The generate phase, like SSR’s render, is a process of concatenating strings:
For example, Babel’s implementation of Generate looks like this:
Print the while node:
Print the condition node:
Iterating through the AST recursively, printing each node, concatenating strings, generates object code.
Therefore, SSR vDOM render is the same logic as AST generate compiled at the front end, both are concatenated strings.
Of course, there are many different places, such as SSR VDOM is generated by the dynamic implementation of the Render function, while the AST is generated from the source code of the static compilation. It’s just the same logic for concatenating strings.
conclusion
SSR rendering the first screen is fast and conducive to the capture of search engines, so we will do SSR in the pages embedded in the APP and SEO.
SSR works by printing the VDOM as a string, much like the generate phase of the front-end build.

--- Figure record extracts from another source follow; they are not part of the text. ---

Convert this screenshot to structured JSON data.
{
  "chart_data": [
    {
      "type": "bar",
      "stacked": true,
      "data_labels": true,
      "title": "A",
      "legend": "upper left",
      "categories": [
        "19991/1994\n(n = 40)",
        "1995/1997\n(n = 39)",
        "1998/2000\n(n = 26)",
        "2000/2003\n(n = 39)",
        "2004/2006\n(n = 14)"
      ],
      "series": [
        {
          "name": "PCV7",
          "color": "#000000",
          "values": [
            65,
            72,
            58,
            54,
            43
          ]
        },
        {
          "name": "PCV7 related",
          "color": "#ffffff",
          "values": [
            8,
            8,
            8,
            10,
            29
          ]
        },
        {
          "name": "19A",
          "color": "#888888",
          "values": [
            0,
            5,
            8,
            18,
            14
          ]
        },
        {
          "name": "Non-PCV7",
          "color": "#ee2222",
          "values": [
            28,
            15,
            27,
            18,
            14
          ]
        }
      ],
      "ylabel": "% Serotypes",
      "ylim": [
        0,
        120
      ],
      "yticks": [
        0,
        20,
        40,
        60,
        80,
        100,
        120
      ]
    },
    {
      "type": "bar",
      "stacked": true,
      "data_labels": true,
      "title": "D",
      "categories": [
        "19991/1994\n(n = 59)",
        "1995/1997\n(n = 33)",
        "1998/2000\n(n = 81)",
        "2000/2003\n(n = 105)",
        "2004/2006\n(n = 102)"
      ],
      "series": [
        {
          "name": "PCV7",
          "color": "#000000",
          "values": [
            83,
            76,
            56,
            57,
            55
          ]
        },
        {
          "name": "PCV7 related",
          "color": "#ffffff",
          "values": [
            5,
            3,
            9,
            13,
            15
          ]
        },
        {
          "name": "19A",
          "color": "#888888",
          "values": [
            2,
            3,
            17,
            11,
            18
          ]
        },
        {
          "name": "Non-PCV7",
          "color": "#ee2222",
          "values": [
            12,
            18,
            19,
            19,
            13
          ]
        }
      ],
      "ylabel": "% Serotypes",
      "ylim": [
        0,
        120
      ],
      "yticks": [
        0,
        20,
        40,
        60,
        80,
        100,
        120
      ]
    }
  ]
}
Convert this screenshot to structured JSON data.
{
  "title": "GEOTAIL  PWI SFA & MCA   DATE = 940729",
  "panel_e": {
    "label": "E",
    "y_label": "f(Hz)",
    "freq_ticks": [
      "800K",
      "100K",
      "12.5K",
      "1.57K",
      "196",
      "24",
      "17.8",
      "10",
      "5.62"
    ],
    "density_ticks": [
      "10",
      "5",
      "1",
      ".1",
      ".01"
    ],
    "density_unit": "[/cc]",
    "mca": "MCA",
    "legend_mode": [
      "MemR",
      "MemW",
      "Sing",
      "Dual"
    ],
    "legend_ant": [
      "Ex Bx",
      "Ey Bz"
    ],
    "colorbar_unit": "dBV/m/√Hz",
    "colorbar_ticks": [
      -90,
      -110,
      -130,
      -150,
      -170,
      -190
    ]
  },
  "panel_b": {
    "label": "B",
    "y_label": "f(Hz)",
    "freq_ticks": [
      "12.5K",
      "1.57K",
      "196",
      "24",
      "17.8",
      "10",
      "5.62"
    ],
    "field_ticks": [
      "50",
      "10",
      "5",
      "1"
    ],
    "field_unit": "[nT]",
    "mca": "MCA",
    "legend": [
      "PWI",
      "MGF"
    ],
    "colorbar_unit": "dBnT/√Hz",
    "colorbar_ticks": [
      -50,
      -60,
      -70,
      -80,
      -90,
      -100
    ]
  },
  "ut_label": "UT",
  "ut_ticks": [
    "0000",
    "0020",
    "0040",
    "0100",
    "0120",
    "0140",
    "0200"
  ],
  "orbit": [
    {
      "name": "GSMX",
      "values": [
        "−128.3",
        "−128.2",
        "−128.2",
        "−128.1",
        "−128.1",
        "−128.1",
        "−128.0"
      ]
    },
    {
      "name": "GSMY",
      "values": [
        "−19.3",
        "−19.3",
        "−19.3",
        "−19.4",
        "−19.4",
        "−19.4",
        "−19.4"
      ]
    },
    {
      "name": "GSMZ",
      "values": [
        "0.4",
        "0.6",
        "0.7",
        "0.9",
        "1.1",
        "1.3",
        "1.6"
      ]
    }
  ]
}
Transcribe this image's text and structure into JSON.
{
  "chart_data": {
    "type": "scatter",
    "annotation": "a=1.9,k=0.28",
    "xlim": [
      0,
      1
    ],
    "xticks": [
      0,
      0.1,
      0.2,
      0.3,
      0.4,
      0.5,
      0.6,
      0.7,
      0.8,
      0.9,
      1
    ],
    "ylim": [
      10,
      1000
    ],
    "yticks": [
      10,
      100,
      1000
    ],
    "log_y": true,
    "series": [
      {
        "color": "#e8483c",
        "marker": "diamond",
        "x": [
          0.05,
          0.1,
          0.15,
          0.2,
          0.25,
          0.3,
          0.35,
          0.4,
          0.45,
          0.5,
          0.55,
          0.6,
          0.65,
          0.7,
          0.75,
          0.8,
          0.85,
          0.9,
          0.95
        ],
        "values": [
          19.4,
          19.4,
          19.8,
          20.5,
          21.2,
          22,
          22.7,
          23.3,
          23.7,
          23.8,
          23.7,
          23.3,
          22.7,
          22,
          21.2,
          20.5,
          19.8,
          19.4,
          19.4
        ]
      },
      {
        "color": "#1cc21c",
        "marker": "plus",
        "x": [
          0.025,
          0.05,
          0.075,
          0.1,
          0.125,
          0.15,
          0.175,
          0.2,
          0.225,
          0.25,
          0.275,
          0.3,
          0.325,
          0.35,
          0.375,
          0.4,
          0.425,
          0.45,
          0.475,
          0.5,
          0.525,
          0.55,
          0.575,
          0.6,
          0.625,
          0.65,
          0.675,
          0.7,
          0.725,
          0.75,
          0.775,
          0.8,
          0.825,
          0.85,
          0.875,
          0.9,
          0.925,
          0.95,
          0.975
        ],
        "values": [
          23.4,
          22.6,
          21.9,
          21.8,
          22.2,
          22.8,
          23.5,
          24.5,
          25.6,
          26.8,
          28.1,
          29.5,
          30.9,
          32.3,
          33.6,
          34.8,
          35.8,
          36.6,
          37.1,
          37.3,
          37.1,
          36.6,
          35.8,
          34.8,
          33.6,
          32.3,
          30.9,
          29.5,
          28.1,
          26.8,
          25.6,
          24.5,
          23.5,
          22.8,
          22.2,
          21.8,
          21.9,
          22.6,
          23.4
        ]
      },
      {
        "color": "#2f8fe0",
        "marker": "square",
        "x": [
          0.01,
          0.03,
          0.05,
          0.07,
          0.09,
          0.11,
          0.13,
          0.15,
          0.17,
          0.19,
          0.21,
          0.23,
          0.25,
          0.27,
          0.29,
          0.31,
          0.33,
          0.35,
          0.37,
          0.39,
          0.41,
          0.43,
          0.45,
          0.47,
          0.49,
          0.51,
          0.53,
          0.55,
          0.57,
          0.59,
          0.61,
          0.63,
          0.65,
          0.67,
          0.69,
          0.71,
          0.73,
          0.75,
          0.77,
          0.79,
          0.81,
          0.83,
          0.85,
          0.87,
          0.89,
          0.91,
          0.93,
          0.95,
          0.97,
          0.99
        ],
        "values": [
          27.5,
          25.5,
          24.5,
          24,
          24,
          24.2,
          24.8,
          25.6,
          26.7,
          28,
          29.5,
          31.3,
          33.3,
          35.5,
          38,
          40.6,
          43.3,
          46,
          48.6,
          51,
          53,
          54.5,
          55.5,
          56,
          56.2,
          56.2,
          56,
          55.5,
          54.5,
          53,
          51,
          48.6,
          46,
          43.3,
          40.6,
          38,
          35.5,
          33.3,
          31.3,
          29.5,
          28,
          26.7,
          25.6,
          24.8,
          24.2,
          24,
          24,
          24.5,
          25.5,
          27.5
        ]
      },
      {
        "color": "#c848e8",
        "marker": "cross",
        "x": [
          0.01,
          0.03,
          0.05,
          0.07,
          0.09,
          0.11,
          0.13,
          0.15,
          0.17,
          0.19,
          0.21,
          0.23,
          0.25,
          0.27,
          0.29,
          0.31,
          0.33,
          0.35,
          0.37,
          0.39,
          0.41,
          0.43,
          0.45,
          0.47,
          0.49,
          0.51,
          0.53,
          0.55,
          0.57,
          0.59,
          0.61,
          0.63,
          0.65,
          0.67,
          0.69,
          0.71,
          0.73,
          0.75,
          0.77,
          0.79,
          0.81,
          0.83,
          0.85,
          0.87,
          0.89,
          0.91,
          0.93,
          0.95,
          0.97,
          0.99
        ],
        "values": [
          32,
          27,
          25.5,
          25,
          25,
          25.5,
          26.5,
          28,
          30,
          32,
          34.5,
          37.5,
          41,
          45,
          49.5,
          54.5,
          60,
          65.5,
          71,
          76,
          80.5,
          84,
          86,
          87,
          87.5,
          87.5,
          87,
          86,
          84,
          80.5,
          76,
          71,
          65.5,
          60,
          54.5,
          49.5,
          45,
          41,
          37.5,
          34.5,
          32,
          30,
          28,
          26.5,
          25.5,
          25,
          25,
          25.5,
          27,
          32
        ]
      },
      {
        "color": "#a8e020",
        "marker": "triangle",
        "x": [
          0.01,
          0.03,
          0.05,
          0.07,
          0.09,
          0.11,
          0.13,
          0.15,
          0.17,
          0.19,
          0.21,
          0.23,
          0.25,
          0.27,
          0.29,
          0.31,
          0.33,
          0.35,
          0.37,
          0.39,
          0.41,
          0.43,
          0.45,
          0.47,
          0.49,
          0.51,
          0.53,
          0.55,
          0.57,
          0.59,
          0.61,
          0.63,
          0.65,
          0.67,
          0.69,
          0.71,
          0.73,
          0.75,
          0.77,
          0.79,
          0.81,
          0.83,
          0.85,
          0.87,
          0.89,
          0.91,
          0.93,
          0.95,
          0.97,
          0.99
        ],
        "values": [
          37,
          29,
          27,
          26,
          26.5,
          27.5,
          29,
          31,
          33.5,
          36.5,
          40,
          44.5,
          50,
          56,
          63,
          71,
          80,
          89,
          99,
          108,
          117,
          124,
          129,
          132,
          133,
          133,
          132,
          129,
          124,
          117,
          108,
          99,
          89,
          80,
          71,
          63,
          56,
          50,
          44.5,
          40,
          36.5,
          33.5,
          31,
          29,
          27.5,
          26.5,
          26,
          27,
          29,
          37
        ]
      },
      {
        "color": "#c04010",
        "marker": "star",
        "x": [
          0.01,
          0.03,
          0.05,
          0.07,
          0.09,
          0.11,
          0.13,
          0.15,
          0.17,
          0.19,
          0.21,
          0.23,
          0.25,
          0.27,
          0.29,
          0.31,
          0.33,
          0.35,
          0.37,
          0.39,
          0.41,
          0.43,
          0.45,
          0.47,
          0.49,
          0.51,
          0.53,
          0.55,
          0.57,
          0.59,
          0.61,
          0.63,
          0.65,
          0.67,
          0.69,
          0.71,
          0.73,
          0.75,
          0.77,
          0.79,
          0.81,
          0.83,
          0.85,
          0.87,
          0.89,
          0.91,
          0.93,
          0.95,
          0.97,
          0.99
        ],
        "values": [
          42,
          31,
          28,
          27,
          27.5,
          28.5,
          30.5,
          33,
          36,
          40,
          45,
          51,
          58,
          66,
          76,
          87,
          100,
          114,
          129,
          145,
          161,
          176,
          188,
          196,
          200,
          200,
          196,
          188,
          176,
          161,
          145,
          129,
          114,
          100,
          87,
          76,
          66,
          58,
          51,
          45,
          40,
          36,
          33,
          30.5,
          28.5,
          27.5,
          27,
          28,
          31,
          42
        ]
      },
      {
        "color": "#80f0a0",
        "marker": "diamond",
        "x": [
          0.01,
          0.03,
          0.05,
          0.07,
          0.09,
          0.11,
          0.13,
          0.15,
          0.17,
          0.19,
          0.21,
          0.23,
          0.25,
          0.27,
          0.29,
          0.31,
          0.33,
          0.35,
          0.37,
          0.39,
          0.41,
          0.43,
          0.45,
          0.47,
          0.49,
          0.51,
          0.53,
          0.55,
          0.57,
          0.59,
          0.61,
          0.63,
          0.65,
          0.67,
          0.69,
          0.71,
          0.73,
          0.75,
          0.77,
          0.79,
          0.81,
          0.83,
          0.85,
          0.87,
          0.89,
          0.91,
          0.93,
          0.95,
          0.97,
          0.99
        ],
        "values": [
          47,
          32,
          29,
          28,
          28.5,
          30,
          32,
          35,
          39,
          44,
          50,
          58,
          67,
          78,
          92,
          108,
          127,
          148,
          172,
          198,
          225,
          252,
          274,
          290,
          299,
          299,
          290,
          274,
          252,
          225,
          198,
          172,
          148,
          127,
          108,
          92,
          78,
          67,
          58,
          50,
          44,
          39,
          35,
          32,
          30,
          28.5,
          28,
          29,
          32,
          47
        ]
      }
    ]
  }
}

We looked at the source code of the vue-server-render package for Vue, which provides the createBundleRenderer API, passing in the packaged bundle code, and executing it through the VM. Then print the VDOM of the Vue instance as AN HTML string to realize SSR.
We also looked at the source code for Babel Generator, which provides printing logic for each node, recursively traversing the AST and concatenating strings to generate object code.
Although SSR and front-end compilation differ in flow and purpose, they are the same in generating code that prints the tree structure as a string.